When I gave birth to my daughter I was afraid of so many things that could happen that it became excessive and turned into some form of anxiety.When we were released from the hospital and sent home, that’s where it all started. I was afraid of doing everything wrong and creating a lot of “what if” scenarios in my head of what could happen. “What if something devestating happens to my child and I can’t be the one to fix it?” “How will I protect her from all this evil shit happening in the world?” I thought I was prepared for the changes that were about to happen in my life. I knew that I was responsible for this life that I created but what I was not prepared for was the worry that came with being someone’s mother, and thinking what if I’m not able to protect my child or what if I lose the ability to provide? I was thinking this way from the time I got up in the morning to when I went to bed at night.
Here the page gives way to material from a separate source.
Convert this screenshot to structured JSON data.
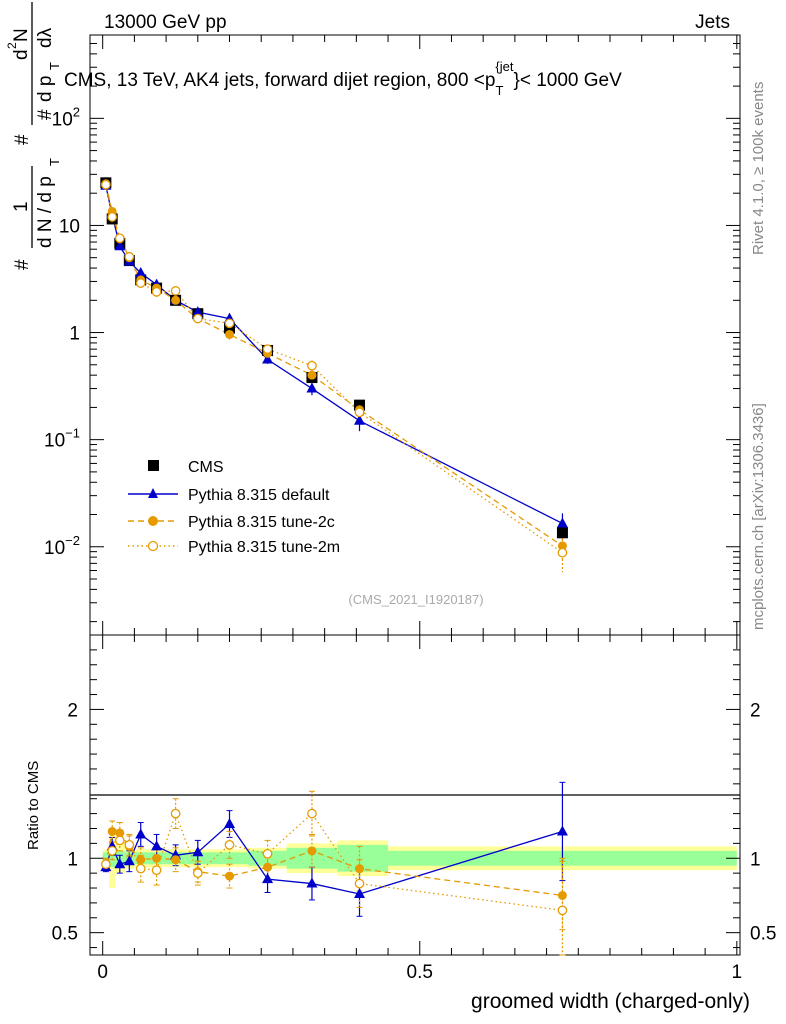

I was only operating off of fear everyday and always anxious for the next bad thing to happen. It was so suffocating to not be able to feel like I could have a good day or do something without the thought of something negative hanging right over it. It took for me to see how my way of thinking influenced my parenting to really take the necessary action. I knew I didn’t want my daughter to live in fear and be anxious because that’s what I showed her to be normal. It was time to call a thing a thing and accept that what was happening wasn’t beneficial.
“I’m talking fear, fear of losing creativity, I’m talking fear, fear of missing out on you and me.”
It’s hard to speak on anxiety because there’s no quick fix or 6 steps you can take to overcome it. I still deal with it and I definitely don’t have all the answers. Everyday I remind myself of the “bigger picture” and what that meant for me. I wanted to be 100% in every aspect of my life but I felt like I wasn't capable of having it all because of my way of thinking. I knew that by not dealing with it was going to be the death of me, and I had to realize my life was worth more than this. Self love isn't just about the affirmations we tell ourselves to feel pretty or to motivate ourselves to get through the day, it's about the action we take to be better and to live a better life.